Minister suggests internal probe into ‘misogynistic’ Angela Rayner story

Minister suggests internal probe into ‘misogynistic’ Angela Rayner story

A minister has suggested there could be an internal party investigation into which Conservative MP briefed yesterday’s Mail on Sunday front page story.

The story, which focused on deputy Labour leader Angela Rayner, said: “Tory MPs have mischievously suggested that Ms Rayner likes to distract the PM when he is in the dispatch box by deploying a fully-clothed Parliamentary equivalent of Sharon Stone’s infamous scene in the 1992 film Basic Instinct.”

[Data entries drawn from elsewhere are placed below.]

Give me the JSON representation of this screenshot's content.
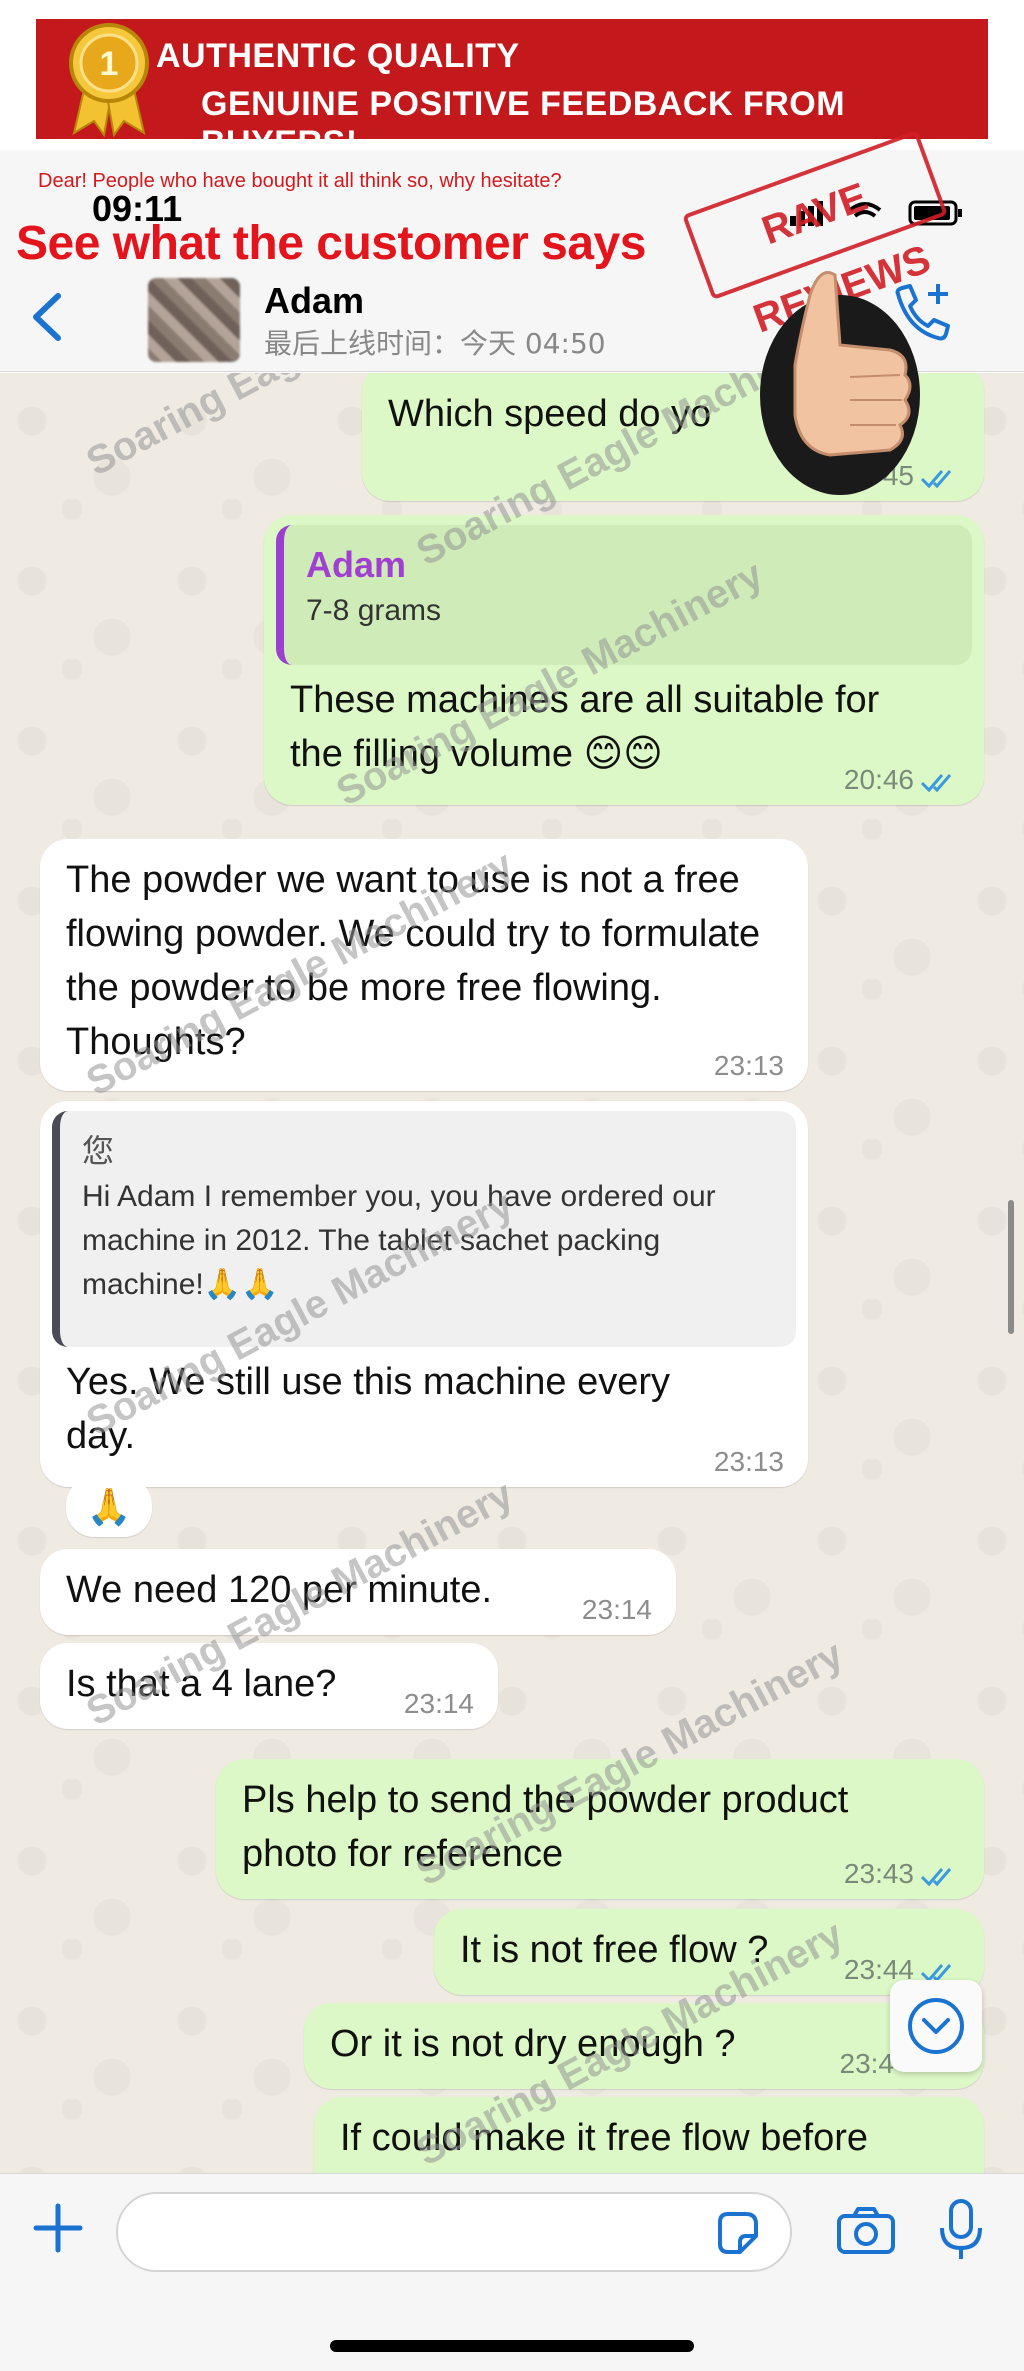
{
  "banner": {
    "line1": "AUTHENTIC QUALITY",
    "line2": "GENUINE POSITIVE FEEDBACK FROM BUYERS!",
    "medal_number": "1"
  },
  "promo": {
    "small_text": "Dear! People who have bought it all think so, why hesitate?",
    "big_text": "See what the customer says",
    "stamp_text": "RAVE REVIEWS"
  },
  "status_bar": {
    "time": "09:11"
  },
  "contact": {
    "name": "Adam",
    "last_seen": "最后上线时间：今天 04:50"
  },
  "watermark_text": "Soaring Eagle Machinery",
  "messages": [
    {
      "id": "m1",
      "direction": "out",
      "text": "Which speed do yo",
      "time": "45",
      "read": true
    },
    {
      "id": "m2",
      "direction": "out",
      "quote_author": "Adam",
      "quote_text": "7-8 grams",
      "text": "These machines are all suitable for the filling volume 😊😊",
      "time": "20:46",
      "read": true
    },
    {
      "id": "m3",
      "direction": "in",
      "text": "The powder we want to use is not a free flowing powder. We could try to formulate the powder to be more free flowing. Thoughts?",
      "time": "23:13"
    },
    {
      "id": "m4",
      "direction": "in",
      "quote_author": "您",
      "quote_text": "Hi Adam I remember you, you have ordered our machine in 2012. The tablet sachet packing machine!🙏🙏",
      "text": "Yes. We still use this machine every day.",
      "time": "23:13"
    },
    {
      "id": "m5",
      "direction": "in",
      "text": "🙏"
    },
    {
      "id": "m6",
      "direction": "in",
      "text": "We need 120 per minute.",
      "time": "23:14"
    },
    {
      "id": "m7",
      "direction": "in",
      "text": "Is that a 4 lane?",
      "time": "23:14"
    },
    {
      "id": "m8",
      "direction": "out",
      "text": "Pls help to send the powder product photo for reference",
      "time": "23:43",
      "read": true
    },
    {
      "id": "m9",
      "direction": "out",
      "text": "It is not free flow ?",
      "time": "23:44",
      "read": true
    },
    {
      "id": "m10",
      "direction": "out",
      "text": "Or it is not dry enough ?",
      "time": "23:4"
    },
    {
      "id": "m11",
      "direction": "out",
      "text": "If could make it free flow before"
    }
  ],
  "input": {
    "placeholder": "",
    "value": ""
  },
  "colors": {
    "banner_red": "#c4191c",
    "outgoing_bubble": "#dcf8c6",
    "incoming_bubble": "#ffffff",
    "chat_background": "#efeae2",
    "accent_blue": "#1a73d1",
    "quote_author_purple": "#a23fd3"
  },
  "icons": [
    "medal-icon",
    "back-chevron-icon",
    "call-plus-icon",
    "thumbs-up-icon",
    "scroll-down-chevron-icon",
    "plus-icon",
    "sticker-icon",
    "camera-icon",
    "mic-icon",
    "double-check-icon",
    "signal-icon",
    "wifi-icon",
    "battery-icon"
  ]
}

It went on: “It is also suggested she employs the tactic when sitting next to Sir Keir when he faces Mr Johnson at PMQs”.

The article then quotes an unnamed MP as stating: “She [Rayner] knows she can’t compete with Boris’s Oxford Union debating training, but she has other skills which he lacks.

“She has admitted as much when enjoying drinks with us on the [House of Commons] terrace.”

The piece also described Rayner as: “a grandmother who left school at 16 while pregnant and with no qualifications before becoming a care worker”.

Philp told Sky News that he was “… appalled that that sentiment was being expressed. It is offensive. It is misogynistic.

“The prime minister and Cabinet ministers have been absolutely right to roundly condemn that sentiment and to offer support to Angela Rayner on this issue.

Quizzed by the broadcaster over whether government whips would be examining the issue and disciplining whoever briefed the paper, Philp said: “I think if it ever comes out who said that then I imagine they would be subject to discipline, yes.”

When asked how it was possible that the prime minister and culture secretary Nadine Dorries posted the same tweet addressing the matter, Philp said: “They share the same view. They are colleagues in government.”

“I have got no idea who said it. No one has ever said anything like that to me or even hinted at it and I think everybody is appalled by the misogynistic sentiment,” he stressed.

Labour’s shadow chancellor Rachel Reeves told the BBC this morning: “I just think this is a wider issue about what Parliament is like today and I think that all parties need to ensure that their MPs behave with dignity and respect towards other colleagues in Parliament, whether that is other MPs or staff members.

“To be honest I am sick and tired of the way that female MPs and women are treated in Parliament and if this story and this outrageous slur on Angela [Rayner] gets changed, that would be a good thing.”

“I would say to the Conservative Party ‘your MPs are briefing newspapers that Angela and perhaps other MPs are using their sex to get an advantage in politics’.
“It is absolutely outrageous,” she went on.